Moreover, the model leverages the presence of southerly winds and vertical updrafts as reliable indicators for lightning occurrence, especially in the northwestern Po Plain. Additionally, high specific humidity below 4000 m serves as a robust proxy in the central and eastern Po Plain, as well as in the southern regions of the Slovenian Alps.

The case study in Sect. 4.3 demonstrates that, although recall and precision of the neural network may appear to be low at first glance, the model effectively reproduces the general patterns of thunderstorms, despite overestimating and underestimating their extents. Similar observations were also made for many other examples not included in this paper.

The results in this work suggest promising future applications. Being able to train a neural network directly on atmospheric soundings with good ability to distinguish between cells with and without lightning activity and then opening the black box may enable researchers to gain a better understanding of atmospheric processes in regions like equatorial Africa, where ample studies are scarce (Chakraborty et al., 2022). The first MTG-I satellite was launched on 13 December 2022 and will provide a lightning imager (Holmlund et al., 2021), which appears to be a promising source for the target variable. Furthermore, many existing models come with two very different parameterizations for ocean and land (Finney et al., 2014), and this inevitably leads to discontinuities in coastal areas. Also the reasons for the much lower lightning frequency over ocean are not as well understood yet. XAI might be a valuable building block in moving towards a more holistic understanding of the underlying atmospheric processes.

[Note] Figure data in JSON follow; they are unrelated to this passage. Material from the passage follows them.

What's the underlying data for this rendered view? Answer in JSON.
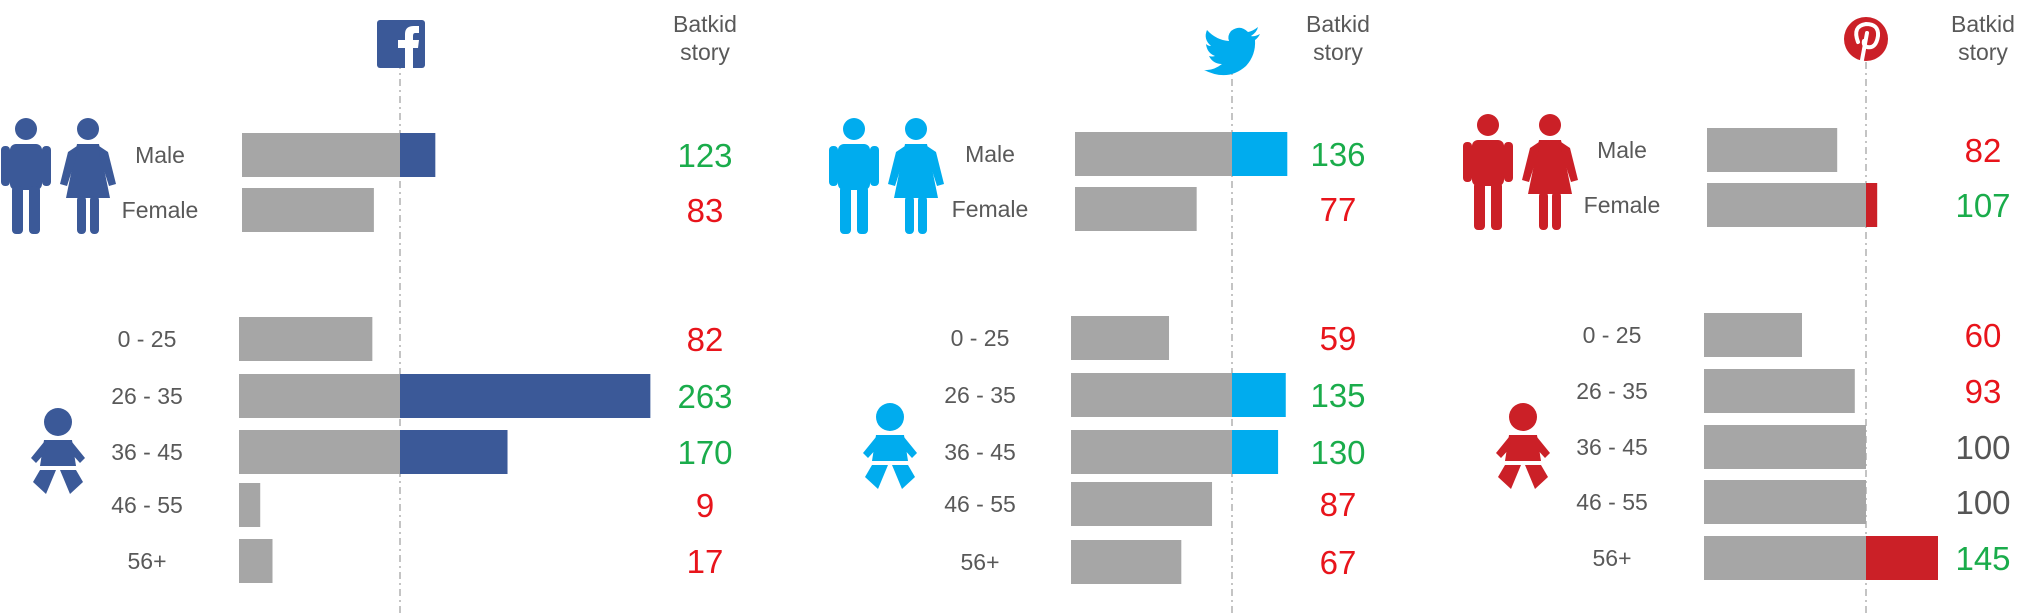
{
  "colors": {
    "bar_gray": "#a6a6a6",
    "good": "#1aac4b",
    "bad": "#e8141b",
    "neutral": "#555555",
    "text": "#595959",
    "dash": "#b0b0b0"
  },
  "chart_data": [
    {
      "type": "bar",
      "platform": "facebook",
      "icon": "facebook-icon",
      "accent": "#3b5998",
      "header": [
        "Batkid",
        "story"
      ],
      "index_baseline": 100,
      "gender": {
        "categories": [
          "Male",
          "Female"
        ],
        "values": [
          123,
          83
        ],
        "icon": "male-female-icon"
      },
      "age": {
        "categories": [
          "0 - 25",
          "26 - 35",
          "36 - 45",
          "46 - 55",
          "56+"
        ],
        "values": [
          82,
          263,
          170,
          9,
          17
        ],
        "icon": "baby-icon"
      }
    },
    {
      "type": "bar",
      "platform": "twitter",
      "icon": "twitter-bird-icon",
      "accent": "#00acee",
      "header": [
        "Batkid",
        "story"
      ],
      "index_baseline": 100,
      "gender": {
        "categories": [
          "Male",
          "Female"
        ],
        "values": [
          136,
          77
        ],
        "icon": "male-female-icon"
      },
      "age": {
        "categories": [
          "0 - 25",
          "26 - 35",
          "36 - 45",
          "46 - 55",
          "56+"
        ],
        "values": [
          59,
          135,
          130,
          87,
          67
        ],
        "icon": "baby-icon"
      }
    },
    {
      "type": "bar",
      "platform": "pinterest",
      "icon": "pinterest-icon",
      "accent": "#cb2027",
      "header": [
        "Batkid",
        "story"
      ],
      "index_baseline": 100,
      "gender": {
        "categories": [
          "Male",
          "Female"
        ],
        "values": [
          82,
          107
        ],
        "icon": "male-female-icon"
      },
      "age": {
        "categories": [
          "0 - 25",
          "26 - 35",
          "36 - 45",
          "46 - 55",
          "56+"
        ],
        "values": [
          60,
          93,
          100,
          100,
          145
        ],
        "icon": "baby-icon"
      }
    }
  ]
}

Using ML models to find parameterizations requires them to be generalizable. In Ehrensperger et al. (2023), a similar model was trained on the same region but without using longitude, latitude, and day of the year as input features. While not giving the location to the model still provided a comparable performance, it enabled us to evaluate the model on continental Europe. The results show that the model is still able to perform comparably well on land-covered areas on previously unseen test data, demonstrating its ability to generalize across both time and location.

Future work might improve the results presented in this study. Here, a simple fully connected neural network is used, and therefore the model loses information about the connectivity of the values along the levels of the vertical profiles. Using convolutional layers to process the profiles would, most likely, improve the results.

Convection and cloud processes are not purely vertical processes, and thus ML parameterization greatly benefits from using multiple neighboring vertical atmospheric columns instead of a single column. Wang et al. (2022) work with 192 km×192 km grid cells to model, among others, subgrid zonal and meridional momentum flux due to vertical advection and suggest that a 3×3 subgrid could further improve the performance of the deep learning approach.